ClaryFairchild · 28/07/2021 09:00

She does sound quite ungrateful, and she doesn't get the final say on whether you split up or not.

However you mentioned you are both on a six figure salary, you have no dc, yet you bought Aldi bubbles and cheap flowers. You didn't say what the presents were but if they were similarly budget when you can truly afford to splurge a little on her I can see why she was not completely bowled over. You might have grown up poor with parents arguing over money but it seems you are recreating this dynamic of arguing over money by being a little stingy with what you will spend on her.

Maggiesfarm · 28/07/2021 09:02

@Craftycorvid

Well, her reactions are rude and ungrateful, of course, and you have a right to feel hurt and deflated. However, this is clearly the tip of a very large relationship iceberg. You’re clearly unhappy in your marriage and that feels like the big issue.
That.

There's nothing 'sub' about you.

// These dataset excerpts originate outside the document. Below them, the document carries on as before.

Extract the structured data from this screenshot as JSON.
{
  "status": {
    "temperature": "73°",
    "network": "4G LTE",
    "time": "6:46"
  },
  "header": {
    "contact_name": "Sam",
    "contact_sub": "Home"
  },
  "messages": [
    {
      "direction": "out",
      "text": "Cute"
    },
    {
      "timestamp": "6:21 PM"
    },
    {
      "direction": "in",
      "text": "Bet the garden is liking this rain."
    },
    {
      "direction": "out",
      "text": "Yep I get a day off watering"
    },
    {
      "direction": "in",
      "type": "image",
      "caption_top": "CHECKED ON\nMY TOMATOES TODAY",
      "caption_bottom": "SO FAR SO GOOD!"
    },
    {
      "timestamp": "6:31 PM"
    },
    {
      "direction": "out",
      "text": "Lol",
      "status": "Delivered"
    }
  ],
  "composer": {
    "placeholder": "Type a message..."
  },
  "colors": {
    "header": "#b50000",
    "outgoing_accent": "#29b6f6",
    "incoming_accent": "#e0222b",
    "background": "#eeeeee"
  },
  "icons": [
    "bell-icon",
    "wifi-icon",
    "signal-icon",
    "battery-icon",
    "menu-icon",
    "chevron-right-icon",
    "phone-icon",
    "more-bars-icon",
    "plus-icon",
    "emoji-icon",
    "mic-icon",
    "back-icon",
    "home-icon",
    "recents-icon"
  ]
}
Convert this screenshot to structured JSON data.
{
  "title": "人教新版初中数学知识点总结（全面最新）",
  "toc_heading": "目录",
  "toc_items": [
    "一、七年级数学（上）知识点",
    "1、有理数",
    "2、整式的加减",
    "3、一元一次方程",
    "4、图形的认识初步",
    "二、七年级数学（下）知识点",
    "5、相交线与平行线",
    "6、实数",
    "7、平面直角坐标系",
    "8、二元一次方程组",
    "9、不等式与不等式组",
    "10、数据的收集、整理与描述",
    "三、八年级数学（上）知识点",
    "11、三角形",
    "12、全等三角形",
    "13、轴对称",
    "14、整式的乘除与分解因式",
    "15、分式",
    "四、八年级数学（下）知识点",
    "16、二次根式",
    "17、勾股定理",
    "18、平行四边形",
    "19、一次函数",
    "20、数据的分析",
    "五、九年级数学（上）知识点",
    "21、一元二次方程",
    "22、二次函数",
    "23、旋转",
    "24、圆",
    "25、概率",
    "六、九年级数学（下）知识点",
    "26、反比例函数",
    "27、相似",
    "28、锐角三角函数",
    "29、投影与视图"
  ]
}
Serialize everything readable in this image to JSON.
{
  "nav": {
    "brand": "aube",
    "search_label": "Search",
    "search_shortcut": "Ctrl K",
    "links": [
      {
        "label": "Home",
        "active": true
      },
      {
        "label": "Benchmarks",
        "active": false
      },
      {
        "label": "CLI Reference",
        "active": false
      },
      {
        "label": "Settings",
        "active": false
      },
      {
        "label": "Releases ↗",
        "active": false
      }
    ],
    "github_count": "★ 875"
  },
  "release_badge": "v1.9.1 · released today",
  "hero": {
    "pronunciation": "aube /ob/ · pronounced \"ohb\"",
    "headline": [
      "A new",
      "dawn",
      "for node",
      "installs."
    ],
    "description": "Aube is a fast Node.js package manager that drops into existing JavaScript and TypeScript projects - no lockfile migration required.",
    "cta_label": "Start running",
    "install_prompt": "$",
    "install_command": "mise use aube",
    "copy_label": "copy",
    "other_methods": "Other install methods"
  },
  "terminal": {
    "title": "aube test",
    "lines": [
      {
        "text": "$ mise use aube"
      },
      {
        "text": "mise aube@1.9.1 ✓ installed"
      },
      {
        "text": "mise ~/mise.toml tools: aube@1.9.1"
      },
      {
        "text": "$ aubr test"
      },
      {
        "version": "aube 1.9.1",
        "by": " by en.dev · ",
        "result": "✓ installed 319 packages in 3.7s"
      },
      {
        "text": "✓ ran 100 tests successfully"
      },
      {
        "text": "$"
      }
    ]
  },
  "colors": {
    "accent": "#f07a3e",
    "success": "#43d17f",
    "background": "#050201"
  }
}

How many adults bother with a cake for an 'ordinary' birthday anyway? What you did was great.

You're not happy, I don't get why are you still together other than force of habit. You would be better off with someone else who loved and appreciated you.

Crikeyalmighty · 28/07/2021 09:03

She sounds not a nice person OP, what does she mean by you will take your issues with you ??

RubyGoat · 28/07/2021 09:03

She sounds shallow, materialistic, selfish & quite unpleasant TBH. It may just be a difference in values/how you were each brought up, but you don't sound well matched. A sexless marriage doesn't necessarily have to be unhappy, but where one partner isn't happy with it, it's always going to be an issue.

What lovely things does she do for you? It doesn't sound like an equal relationship. Her behaviour sounds fairly unattractive, the way you describe her behaviour she sounds like some demanding diva nightmare TBH.

Mischance · 28/07/2021 09:06

Blimey - she sounds like hard work. I would get rid of her pdq! Life is to short to waste on this selfish person.